Kevin Lee is a Data Scientist, Machine Learning Leader/Instructor/Evangelist in Pharmaceutical Industry. Currently, Kevin is Assistant Vice President of AI/Machine Learning Consultant at Genpact and teaches Machine Learning/Python/CDISC/Oncology courses at conferences and university. Kevin has been a big advocate in leadership and innovative technologies, with which Kevin wants to innovate Pharmaceutical Industry. Kevin is a life-time learner who loves to learn and share, and he has presented about 100 publications at various conferences and meetings. Kevin earned an M.S. in Applied Statistics at Villanova University following a B.S. from University of Pennsylvania.


Mike Molter

Mike Molter is a data standards consultant with PRA Health Sciences in Raleigh, NC. In this position, Mike works with study teams to aid in the review of ADaM data set design and the production of define.xml. He is also involved with the production of technical tools for the purpose of efficiency optimization and automation of standard processes.

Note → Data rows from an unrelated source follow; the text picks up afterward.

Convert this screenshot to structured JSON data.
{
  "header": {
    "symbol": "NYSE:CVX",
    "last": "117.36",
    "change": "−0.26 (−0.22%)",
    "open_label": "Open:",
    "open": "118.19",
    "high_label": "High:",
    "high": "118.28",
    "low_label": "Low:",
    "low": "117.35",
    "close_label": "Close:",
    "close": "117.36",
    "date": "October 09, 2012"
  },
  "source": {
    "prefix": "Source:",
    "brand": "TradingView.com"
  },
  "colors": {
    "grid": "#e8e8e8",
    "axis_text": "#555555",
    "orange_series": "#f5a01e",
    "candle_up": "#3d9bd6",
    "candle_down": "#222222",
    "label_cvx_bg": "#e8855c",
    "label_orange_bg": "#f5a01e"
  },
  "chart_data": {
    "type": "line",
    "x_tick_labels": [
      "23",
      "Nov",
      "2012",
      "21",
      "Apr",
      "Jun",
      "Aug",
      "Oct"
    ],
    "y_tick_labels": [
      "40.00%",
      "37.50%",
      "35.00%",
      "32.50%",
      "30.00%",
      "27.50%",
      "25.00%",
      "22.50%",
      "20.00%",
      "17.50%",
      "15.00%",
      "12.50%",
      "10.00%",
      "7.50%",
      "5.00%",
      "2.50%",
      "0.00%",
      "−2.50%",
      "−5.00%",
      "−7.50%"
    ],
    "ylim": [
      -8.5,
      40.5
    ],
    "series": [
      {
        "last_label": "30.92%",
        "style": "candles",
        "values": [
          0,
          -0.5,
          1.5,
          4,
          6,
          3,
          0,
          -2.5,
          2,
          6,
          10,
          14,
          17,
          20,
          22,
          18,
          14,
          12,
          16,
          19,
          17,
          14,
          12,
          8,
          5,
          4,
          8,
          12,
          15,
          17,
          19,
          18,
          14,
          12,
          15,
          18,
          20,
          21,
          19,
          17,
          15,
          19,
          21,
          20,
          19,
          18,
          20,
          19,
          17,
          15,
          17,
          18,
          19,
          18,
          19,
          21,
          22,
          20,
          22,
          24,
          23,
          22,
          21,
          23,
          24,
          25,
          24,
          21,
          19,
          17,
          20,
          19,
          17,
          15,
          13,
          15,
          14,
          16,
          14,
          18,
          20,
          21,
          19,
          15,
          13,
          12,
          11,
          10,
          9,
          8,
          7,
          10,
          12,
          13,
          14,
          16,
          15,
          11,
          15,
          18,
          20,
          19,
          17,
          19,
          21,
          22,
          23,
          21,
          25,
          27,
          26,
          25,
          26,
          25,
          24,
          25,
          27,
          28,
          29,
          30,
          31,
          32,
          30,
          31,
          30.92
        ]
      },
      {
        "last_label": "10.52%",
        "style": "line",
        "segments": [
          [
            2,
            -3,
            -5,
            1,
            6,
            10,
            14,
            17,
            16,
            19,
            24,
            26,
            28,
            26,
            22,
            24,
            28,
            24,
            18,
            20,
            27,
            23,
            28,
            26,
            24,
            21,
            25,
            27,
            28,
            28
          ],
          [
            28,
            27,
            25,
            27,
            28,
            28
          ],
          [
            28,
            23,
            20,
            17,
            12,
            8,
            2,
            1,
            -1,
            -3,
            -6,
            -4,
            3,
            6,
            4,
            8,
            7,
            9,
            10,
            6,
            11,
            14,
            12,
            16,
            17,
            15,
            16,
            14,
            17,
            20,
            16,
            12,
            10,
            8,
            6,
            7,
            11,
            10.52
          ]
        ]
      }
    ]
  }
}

Mike has been involved in SAS programming since 1999, in clinical trials since 2003, and in industry data standards since 2005. He has been a member of the CDISC XML Technologies team since 2010, and is a certified CDISC instructor for the define.xml class. Professional interests are centered around the use of cutting edge technologies to optimize the use of metadata throughout the lifecycle of a clinical trial. Personal interests include cycling, swimming, running, and reading.


Richann Watson

Richann Watson is an independent statistical programmer and CDISC consultant based in Ohio. She has been using SAS since 1996 with most of her experience being in the life sciences industry. She specializes in analyzing clinical trial data and implementing CDISC standards. Additionally, she is a member of the CDISC ADaM team and various sub-teams. Richann loves to code and is an active participant and leader in the SAS User Group community. She has presented numerous papers, posters, and training seminars at SAS Global Forum, PharmaSUG, and various regional and local SAS user group meetings. Richann holds a bachelor’s degree in mathematics and computer science from Northern Kentucky University and master’s degree in statistics from Miami University.


Diane Wold

Diane received her Ph.D. in Statistics from the University of North Carolina at Chapel Hill. She worked for Burroughs Wellcome/Glaxo Wellcome/Glaxo Smith Kline in a variety of roles for over 30 years. At the Glaxo Smith Kline merger, she joined the data standards group, and in 2002 she joined the CDISC SDS team. She was also involved in other CDISC teams, including the Protocol Representation Group and SHARE. In 2012 she became involved in the CFAST initiative to develop therapeutic area standards. In 2015 she joined CDISC as an employee.